Like a thick fog in a swamp
The immediate effect of Britain’s decision to leave the EU has been shocked markets. What will Brexit do to Africa in the longer term?
The only certainty in all of this is uncertainty. Uncertainty on the markets and uncertainty over the future of trade relations between the UK and Africa. The most internationally traded African currency, the rand, is already having a volatile time of it. Measures of implied volatility for emerging markets, which are gauges of how currencies are expected to swing, are already breaking recent records. For its part, the rand has at the time of writing lost more than 8% against the dollar, though it has gained against the tumbling pound.
Not great for a currency that’s already lost 21% against the dollar so far this year. Other African currencies are more insulated from the tempests on the international money markets, but there will be knock-on effects.
While some of the fall in the rand is technical and caught up in the falls in other emerging market currencies, a Brexit does worry many when it comes to the economy.
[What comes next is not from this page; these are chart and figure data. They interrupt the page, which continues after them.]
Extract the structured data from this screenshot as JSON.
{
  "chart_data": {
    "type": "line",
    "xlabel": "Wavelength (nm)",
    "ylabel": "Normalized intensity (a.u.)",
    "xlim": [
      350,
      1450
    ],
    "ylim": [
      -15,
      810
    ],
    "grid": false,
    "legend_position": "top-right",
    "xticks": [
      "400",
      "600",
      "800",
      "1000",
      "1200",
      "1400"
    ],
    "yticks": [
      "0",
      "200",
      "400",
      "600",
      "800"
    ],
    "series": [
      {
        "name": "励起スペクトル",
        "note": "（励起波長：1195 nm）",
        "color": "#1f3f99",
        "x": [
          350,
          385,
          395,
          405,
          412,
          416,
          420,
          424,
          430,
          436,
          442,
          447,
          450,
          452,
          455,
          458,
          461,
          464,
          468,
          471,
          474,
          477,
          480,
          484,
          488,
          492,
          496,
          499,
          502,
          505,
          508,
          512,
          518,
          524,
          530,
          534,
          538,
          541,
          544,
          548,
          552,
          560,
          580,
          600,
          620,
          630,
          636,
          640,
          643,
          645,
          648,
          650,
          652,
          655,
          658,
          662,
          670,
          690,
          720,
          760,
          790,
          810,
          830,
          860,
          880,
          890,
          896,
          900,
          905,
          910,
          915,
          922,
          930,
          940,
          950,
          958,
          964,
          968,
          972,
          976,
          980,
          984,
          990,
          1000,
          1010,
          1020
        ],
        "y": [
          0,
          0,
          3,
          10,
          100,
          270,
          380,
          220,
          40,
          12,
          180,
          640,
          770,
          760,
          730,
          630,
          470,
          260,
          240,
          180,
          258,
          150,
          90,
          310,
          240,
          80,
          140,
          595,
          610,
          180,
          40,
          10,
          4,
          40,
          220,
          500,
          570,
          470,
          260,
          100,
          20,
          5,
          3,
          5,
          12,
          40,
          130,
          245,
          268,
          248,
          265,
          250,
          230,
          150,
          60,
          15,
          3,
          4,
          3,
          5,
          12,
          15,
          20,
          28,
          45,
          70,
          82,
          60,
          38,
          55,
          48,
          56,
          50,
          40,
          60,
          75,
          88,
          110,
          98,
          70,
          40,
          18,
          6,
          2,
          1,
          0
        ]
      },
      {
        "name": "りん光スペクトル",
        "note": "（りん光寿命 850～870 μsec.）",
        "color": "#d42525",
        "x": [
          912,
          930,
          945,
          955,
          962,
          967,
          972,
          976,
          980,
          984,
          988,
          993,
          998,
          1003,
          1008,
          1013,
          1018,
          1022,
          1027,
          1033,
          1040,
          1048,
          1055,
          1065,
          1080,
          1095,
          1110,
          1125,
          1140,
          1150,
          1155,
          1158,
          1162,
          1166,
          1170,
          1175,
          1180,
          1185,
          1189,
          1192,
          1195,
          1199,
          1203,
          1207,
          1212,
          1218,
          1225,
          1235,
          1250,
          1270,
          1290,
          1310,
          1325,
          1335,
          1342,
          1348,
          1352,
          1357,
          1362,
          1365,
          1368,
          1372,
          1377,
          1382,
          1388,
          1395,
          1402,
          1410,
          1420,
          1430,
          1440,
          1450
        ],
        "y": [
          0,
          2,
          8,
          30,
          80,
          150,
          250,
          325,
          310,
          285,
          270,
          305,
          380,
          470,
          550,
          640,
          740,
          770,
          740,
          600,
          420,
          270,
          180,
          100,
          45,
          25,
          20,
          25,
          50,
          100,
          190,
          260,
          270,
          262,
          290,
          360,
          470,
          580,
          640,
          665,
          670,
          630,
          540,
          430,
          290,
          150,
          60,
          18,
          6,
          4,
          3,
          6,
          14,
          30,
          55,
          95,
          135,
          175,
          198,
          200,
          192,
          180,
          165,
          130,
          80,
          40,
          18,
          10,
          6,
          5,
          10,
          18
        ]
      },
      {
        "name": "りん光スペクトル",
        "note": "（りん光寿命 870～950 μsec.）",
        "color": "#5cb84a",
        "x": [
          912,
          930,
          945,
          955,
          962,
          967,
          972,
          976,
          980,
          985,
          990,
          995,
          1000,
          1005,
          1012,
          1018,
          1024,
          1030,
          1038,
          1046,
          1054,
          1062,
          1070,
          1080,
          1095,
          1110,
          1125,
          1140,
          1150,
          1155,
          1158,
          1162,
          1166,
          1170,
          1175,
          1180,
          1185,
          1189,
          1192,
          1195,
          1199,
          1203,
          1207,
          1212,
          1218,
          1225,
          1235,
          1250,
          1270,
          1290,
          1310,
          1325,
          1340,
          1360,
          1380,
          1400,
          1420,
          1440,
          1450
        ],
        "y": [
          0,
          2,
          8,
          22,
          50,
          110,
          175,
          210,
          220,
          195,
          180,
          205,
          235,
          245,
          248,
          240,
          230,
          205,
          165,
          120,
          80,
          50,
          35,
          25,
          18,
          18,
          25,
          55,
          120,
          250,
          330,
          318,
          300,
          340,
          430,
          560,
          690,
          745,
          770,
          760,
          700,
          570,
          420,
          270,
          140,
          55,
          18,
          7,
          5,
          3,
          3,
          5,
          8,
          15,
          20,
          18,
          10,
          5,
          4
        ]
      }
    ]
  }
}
Last week economists at North-West University predicted that Brexit would shave 0.1% off SA’s GDP. If, as some forecast, the UK falls into a technical recession, that could reduce trade and investment between SA and the UK. And the UK is SA’s fourth-largest trading partner. Likewise, if a UK recession triggers a fall in consumer demand in Britain, other African exporters could be affected too. For example, exports of Kenyan roses could fall as UK consumers demand fewer of them.
The UK’s trade deals with Africa are essentially the EU’s trade deals with Africa. As the UK exits the EU, all those deals will have to be renegotiated. That could take years, leaving trade relations between the UK and Africa in very uncertain noman’s land. But the UK can, and in the interests of stable relations probably will, simply keep the same trade deals with its African partners.
However, the world of trade negotiations is akin to a marshy swamp covered in a thick fog. It’s tricky to see what’s ahead and to the side, and it’s a challenge to navigate through, making outcomes even harder to predict.
Some say a UK free from the EU will be keen to improve its trade relationships with its Commonwealth partners. Others say that even though it will still have to do business with the EU, it will really set its sights on China.
There may be some unintended consequences as well. In terms of development aid, Brexit raises another question mark. The UK has pledged 0.7% of its gross national income (GNI) to development aid. It probably won’t go back on that promise. But if the UK goes into recession and the GNI falls, the amount of money for aid will be reduced in real terms. More than this, the UK was one of the biggest supporters of EU aid programmes in Africa, both politically and financially.
While the UK will most likely continue to honour its own aid commitments, a changing attitude to aid could evolve within a UK-less EU. The same principle applies to the EU’s Common Agricultural Policy (CAP).
For years, African farmers have criticised the CAP for the subsidies it affords European farmers. The UK was possibly the loudest voice for CAP reform within the EU. With a UK outside the EU, how the CAP goes forward could raise concerns for Africa’s farmers.
But in the short term, there will be some glimmers of light for a handful of African companies. For example, SA’s gold mining companies may enjoy a happier short-term run. The uncertainty has made the gold price soar. But more than that, their costs are in rand, while the gold they sell is in dollars, so with a falling rand against the dollar, there may be some wry smiles in the short term at least.
Finance minister Pravin Gordhan has been quoted as saying that if the UK exits the EU, “the volatility and uncertainty could have a serious impact on us as a country”. Until the fog of panic clears and waters calm, that will hold true, not only for SA, but for the continent as a whole.